One of the mainstays of the auction calendar comes rolling through London this evening; Sotheby’s has the pleasure of kicking off a week of big auction flurry, beginning with the inaugural Impressionist & Modern sales (fashionably, shortened in the industry to “Imp Mod” sales). The Impressionist & Modern auctions have become the less attractive, older sibling, having seen sale prices overshadowed by their cooler, hip younger sister, Post-War & Contemporary. Once the darling of the auction calendar, Impressionist & Modern sales have taken a hit in recent years, due to the increased popularity of contemporary works that have continued to break auction records and dominate headlines. In the 80s and early 90s, the Imp Mod category was the most expensive at auction, led by the Japanese hunger to acquire such works by prolific masters; van Gogh’s Portrait of Mr. Gachet, sold for $82.5 million in 1990, a world record at the time. However, the tides appear to be turning, buyers/collectors are showing a renewed interest and appetite, especially as museum-quality stock of the style is in limited supply. Last November, Sotheby’s sold $422.1 million of work during their evening sale (a record)–will new records be broken tonight in London?

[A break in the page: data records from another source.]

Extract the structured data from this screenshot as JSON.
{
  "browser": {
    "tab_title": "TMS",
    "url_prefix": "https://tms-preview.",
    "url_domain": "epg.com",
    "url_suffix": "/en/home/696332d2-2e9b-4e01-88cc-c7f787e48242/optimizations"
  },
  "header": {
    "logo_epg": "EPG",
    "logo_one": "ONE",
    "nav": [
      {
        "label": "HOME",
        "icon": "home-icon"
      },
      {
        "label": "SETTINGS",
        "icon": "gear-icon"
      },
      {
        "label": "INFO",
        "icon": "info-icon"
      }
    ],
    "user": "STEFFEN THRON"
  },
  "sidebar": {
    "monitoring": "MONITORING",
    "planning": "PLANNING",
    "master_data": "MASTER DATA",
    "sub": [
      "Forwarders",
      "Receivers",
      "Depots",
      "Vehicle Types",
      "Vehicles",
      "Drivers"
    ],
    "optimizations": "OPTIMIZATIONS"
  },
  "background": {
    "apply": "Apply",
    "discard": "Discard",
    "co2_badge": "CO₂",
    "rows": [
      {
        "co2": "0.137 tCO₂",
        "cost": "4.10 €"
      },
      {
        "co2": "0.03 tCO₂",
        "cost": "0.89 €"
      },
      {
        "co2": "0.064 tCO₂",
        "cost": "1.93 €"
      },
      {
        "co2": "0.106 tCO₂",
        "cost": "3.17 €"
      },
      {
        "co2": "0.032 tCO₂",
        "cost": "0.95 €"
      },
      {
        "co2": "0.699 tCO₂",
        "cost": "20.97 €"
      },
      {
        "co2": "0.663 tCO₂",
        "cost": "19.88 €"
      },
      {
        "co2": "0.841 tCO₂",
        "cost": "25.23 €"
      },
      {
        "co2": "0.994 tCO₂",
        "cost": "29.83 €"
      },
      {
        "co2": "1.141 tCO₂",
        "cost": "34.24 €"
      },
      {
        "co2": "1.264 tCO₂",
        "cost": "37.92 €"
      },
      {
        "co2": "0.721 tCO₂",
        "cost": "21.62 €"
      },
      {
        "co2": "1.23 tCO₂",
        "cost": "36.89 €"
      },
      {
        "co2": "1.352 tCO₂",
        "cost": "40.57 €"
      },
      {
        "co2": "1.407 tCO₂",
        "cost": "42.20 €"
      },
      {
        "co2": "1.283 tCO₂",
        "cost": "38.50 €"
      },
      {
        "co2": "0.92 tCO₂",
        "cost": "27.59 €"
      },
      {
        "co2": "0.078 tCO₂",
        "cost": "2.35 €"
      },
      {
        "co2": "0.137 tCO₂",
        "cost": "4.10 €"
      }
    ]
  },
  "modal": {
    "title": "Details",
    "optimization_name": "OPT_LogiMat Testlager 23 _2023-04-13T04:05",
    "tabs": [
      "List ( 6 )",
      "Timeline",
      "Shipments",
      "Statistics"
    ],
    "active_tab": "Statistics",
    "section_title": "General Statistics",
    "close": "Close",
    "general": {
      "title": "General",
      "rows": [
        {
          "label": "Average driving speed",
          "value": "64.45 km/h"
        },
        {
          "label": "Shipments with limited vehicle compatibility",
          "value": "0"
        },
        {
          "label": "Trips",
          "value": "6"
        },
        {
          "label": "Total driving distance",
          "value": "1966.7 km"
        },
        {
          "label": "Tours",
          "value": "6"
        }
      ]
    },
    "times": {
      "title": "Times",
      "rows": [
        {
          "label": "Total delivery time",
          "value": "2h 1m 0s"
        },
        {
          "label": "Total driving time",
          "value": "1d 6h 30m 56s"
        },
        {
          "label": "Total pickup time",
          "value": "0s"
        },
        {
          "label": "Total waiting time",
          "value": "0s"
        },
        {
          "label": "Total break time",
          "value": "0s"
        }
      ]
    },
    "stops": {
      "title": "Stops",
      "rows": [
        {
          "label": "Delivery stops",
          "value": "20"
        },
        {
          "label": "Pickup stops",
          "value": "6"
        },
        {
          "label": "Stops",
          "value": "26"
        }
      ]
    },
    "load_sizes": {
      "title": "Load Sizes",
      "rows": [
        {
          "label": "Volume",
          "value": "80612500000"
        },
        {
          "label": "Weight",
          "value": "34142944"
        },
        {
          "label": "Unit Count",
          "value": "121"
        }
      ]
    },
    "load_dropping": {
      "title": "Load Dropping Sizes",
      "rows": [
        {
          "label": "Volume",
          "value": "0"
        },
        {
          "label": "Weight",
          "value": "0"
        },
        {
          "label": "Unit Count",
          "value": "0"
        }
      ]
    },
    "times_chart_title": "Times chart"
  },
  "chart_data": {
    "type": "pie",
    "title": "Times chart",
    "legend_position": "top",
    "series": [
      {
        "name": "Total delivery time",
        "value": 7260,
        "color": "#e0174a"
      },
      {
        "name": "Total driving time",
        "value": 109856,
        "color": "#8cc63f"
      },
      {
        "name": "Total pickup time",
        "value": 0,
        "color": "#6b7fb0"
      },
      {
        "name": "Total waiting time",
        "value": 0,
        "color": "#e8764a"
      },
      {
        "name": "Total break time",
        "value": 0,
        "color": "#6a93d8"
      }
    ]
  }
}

In the spirit of reaching new heights, will current external economical occurrences hinder the market? The Art Newspaper’s Melanie Gerlis makes an interesting prediction; that falling oil prices will hit the art market harder than Lehman Brothers crash (To be determined…) As the turmoil continues to brew in the Eurozone over Greece’s potential exit while Russia slides into a recession and the Chinese market continues to slow down–will these economic woes bleed into the global art market? The high-end auction world has becoming an increasingly international playground for the ultra-rich, and more recently major players from Middle East and Asia have taken a serious interest. The auction results over the next week will provide an insight into the strength and state of the art market…will the bubble burst??
Sotheby’s Imp Mod sales this evening will be led by the Impressionists’ favorite son, Claude Monet. Five of his pieces will grace the auction block (with a combined estimate of $105 million). Leading the action under the hammer is Monet’s Le Grand Canal hoping to fetch between 20 – 30 million pounds. My money is on this masterpiece realizing a sale price near the high estimate of 30 million pounds (and may even be purchased by an American seeing as the dollar is gaining strength…a hunch)–we shall see!